14 Ağustos 2025 Perşembe

Silahlara veda (2) : Rigas Feraios Meydanı’nda iki baş

Yusuf Nazım
T24 | 14 Ağustos 2025

12 Şubat 1945, Pazartesi – Andreas Syngrou Konağı, Atina

Vasilissis Sofias Caddesi, 5 numaradaki üçgen alınlıklı, iki katlı saray tarihi bir güne hazırlanır gibidir. Binanın, İon başlıklı sütunlardan oluşan sundurmasından salona düşen ışık, yuvarlak masanın cilalı yüzeyinden yansıyarak içeriyi parlak bir göz alıcılıkla aydınlatmaktadır. Kimi paltolu, kravatlı, tıraşlı sivil görünümlü insanlar; kimi çizmeli, bereli, askerî üniformaları içinde subaylar, bir masanın etrafında toplanmışlardır. Sırasıyla, önlerine konulan antlaşma sayfalarını tek tek imzalamakla meşguldürler.

Güneş, bir bulutun arkasında kaybolduğunda, masanın üzerinden yansıyan parlak ışıktan eser kalmaz; salonun içini huzursuz bir karanlık doldurur. Masadakiler ayağa kalkar, birbirleriyle el sıkışırlar.

İmzalanan antlaşma, İngilizlerin yönlendirmesiyle, birtakım taahhütler karşılığında Komünist Parti’nin siyasi ve askerî liderlerinin de onayladığı Varkiza Anlaşması’dır. Yunan Halk Kurtuluş Ordusu ELAS’ın silahlarını teslim ederek tamamen terhis edilmesini de içeren anlaşmanın imzalandığı andır. Görüşmeler 2 Şubat 1945’te, saat 23.00’te, sanayici Petros Kanellopoulos’un Varkiza plajının 2 km kuzeyindeki Vlachika, Vari’deki malikanesinde başlar ve 11 Şubat’ta son şekli verilir. İmza töreni ise bir gün sonra, bugünkü Atina’nın ünlü Sintagma Meydanı’nın kuzeydoğu ucunda, Dışişleri Bakanlığı olarak kullanılan Andreas Syngrou Konağı’nda yapılır.

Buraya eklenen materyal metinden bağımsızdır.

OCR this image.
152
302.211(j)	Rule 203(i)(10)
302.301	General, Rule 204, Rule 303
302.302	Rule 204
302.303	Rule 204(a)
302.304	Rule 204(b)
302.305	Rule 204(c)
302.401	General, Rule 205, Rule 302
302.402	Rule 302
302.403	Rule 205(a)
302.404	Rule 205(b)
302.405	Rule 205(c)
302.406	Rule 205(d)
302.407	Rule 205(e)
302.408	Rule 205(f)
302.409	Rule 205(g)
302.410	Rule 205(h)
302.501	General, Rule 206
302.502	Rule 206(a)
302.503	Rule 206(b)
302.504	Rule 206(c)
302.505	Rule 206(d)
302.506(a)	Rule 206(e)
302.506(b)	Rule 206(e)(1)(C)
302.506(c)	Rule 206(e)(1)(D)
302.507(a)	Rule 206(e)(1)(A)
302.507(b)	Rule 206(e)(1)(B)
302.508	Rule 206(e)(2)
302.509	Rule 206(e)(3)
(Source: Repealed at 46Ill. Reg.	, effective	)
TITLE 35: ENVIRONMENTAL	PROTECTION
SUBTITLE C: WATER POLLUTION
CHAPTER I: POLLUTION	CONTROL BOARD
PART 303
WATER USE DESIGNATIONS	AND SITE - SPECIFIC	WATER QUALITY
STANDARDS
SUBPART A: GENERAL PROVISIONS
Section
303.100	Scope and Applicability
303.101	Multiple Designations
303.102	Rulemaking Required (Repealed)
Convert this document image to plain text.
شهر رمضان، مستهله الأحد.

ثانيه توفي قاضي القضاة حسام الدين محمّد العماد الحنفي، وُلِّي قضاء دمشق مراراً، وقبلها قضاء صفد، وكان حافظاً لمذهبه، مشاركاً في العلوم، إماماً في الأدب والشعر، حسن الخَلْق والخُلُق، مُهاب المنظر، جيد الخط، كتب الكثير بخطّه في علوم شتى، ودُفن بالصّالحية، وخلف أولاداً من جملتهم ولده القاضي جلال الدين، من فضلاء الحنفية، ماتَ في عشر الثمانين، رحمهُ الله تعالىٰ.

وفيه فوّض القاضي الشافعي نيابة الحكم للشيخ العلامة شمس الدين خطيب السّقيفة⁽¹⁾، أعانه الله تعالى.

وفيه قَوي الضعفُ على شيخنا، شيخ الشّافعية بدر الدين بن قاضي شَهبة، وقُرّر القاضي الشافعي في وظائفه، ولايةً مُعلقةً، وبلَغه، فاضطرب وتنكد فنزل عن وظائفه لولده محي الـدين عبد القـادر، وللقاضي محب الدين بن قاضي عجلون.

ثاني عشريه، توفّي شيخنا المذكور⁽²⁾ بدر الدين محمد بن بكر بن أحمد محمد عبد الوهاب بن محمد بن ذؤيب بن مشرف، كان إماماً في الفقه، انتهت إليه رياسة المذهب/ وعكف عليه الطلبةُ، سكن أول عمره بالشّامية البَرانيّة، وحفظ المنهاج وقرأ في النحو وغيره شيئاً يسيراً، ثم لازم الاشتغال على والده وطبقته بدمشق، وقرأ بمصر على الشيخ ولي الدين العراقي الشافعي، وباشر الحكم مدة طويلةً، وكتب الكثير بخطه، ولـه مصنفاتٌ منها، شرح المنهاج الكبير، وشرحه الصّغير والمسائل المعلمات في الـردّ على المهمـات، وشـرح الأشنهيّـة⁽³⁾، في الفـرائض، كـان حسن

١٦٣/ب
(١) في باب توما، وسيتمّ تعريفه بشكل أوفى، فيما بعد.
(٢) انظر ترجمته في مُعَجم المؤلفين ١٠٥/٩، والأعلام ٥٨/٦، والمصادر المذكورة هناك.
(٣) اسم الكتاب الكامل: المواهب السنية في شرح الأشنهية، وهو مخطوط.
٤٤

Anlaşmanın, ülkenin özgürlük ve direniş mücadelesinde tarihsel bir kırılma yaratarak gelecek kuşaklara ağır bir travma bırakacağı, parti liderleri arasında, Komutan Aris ve birkaç yoldaşından başka kimse tarafından öngörülemeyecektir.

Barışın kısa ömrü

Varkiza Anlaşması. Yunan Hükümeti
Basın ve Enformasyon Müdürlüğü'nün
resmi yayını. Atina, Şubat 1945
İşgal sonrası ülkede İngiliz ajanları cirit atmaktadır. Aris’in İngiltere karşıtı fikir ve tutumları, Winston Churchill’i de rahatsız etmekte gecikmez. 18 Kasım 1944’te, Velouchiotis’e karşı sert önlemler alınması çağrısında bulunur. Sonraki aylarda Yunanistan Komünist Partisi ve ELAS (Yunan Halk Kurtuluş Ordusu) birlikleri ile İngiliz ve Yunan hükümet güçleri arasında Atina ve bir dizi şehirde çatışmalar yaşanır. Çatışmalar 33 gün sürer ve 11 bin kişi hayatını kaybeder.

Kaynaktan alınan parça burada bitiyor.